Link: Multistage landing - Microsoft Forms abuse
The detection rule matches on message groups which make use of Microsoft Forms as a landing page. The landing page contains links which are newly registered, use free file or subdomain hosts, URL shorteners or when visited are phishing pages, lead to a captcha or redirect to a top website.
Sublime rule (View on GitHub)
1name: "Link: Multistage landing - Microsoft Forms abuse"

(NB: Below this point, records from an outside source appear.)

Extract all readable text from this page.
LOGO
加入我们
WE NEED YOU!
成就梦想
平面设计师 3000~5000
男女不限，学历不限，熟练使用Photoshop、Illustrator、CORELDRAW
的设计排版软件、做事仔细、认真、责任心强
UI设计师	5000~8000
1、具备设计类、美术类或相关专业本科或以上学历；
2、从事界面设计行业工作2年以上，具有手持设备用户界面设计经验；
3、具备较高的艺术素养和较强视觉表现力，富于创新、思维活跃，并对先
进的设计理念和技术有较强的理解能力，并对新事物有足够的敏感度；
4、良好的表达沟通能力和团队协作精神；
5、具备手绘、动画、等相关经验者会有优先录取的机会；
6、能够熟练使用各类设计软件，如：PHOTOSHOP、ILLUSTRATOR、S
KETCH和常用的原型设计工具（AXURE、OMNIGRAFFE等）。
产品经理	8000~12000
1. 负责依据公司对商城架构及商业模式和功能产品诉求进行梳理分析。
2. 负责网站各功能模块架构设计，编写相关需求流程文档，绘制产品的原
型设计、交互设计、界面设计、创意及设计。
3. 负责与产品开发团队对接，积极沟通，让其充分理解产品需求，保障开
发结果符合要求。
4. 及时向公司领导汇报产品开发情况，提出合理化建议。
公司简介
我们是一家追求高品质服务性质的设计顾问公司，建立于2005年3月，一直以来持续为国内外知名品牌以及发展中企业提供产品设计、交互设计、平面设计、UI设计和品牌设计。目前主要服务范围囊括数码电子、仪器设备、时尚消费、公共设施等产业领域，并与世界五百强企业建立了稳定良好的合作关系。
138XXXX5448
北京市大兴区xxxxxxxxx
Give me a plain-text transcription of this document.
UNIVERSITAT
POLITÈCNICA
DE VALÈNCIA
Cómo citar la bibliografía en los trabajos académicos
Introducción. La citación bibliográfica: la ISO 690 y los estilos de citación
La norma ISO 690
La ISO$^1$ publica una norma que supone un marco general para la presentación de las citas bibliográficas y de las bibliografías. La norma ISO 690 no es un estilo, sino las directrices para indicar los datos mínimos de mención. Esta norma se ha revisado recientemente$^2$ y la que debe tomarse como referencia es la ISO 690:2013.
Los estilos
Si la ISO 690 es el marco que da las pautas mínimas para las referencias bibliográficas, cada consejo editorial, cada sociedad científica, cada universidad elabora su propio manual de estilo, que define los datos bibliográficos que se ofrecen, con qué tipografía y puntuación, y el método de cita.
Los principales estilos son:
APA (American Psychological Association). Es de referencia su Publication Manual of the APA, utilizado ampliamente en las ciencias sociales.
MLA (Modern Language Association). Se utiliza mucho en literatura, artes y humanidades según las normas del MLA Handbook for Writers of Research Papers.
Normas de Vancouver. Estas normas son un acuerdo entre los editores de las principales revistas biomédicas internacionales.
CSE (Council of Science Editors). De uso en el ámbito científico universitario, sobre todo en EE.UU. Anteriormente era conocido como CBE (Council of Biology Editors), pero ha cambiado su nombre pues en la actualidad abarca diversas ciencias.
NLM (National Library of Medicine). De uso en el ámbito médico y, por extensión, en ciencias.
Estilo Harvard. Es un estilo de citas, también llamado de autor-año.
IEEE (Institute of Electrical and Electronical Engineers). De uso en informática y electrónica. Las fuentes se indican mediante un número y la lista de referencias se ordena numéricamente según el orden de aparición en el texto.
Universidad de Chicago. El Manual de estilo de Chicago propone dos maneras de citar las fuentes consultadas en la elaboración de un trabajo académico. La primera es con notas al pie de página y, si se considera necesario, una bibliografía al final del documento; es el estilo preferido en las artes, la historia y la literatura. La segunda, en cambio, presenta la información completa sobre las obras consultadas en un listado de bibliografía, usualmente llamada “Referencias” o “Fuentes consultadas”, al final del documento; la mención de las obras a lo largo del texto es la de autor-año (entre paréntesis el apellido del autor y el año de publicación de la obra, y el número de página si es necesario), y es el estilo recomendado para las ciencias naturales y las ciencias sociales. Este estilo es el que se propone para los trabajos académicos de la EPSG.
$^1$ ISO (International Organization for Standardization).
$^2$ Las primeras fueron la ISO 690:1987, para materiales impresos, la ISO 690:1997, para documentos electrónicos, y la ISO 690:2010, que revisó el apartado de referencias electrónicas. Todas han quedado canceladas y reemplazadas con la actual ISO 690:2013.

2description: "The detection rule matches on message groups which make use of Microsoft Forms as a landing page. The landing page contains links which are newly registered, use free file or subdomain hosts, URL shorteners or when visited are phishing pages, lead to a captcha or redirect to a top website."
3type: "rule"
4severity: "high"
5source: |
6 type.inbound
7 and any(filter(body.links, .href_url.domain.domain == "forms.office.com"),
8 // avoid doing Link Analysis if the display-text has strong indications of phishing
9 (
10 // replace confusables - observed ITW
11 regex.icontains(strings.replace_confusables(.display_text),
12 'review|proposal|document|efax|restore|[o0]pen|secure|messaging|reset|account|verify|login|notification|alert|urgent|immediate|access|support|\bupdate\b|download|attachment|service|payment|remittance|invoice'
13 )
14 and not regex.icontains(strings.replace_confusables(.display_text),
15 'customer service'
16 )
17 // add confidence to these strings by using profile.by_sender()
18 and (
19 not profile.by_sender().solicited
20 and profile.by_sender().prevalence in ('new', 'outlier')
21 )
22 )
23 or
24 // look at the final_dom.raw
25 // if the page has been taken down, match
26 strings.icontains(ml.link_analysis(., mode="aggressive").final_dom.raw,
27 'This form was blocked due to privacy or safety concerns.'
28 )
29 // this error has been shown before with the text "Phishing form from content scan. Inner Message: This form has been flagged for potential phishing."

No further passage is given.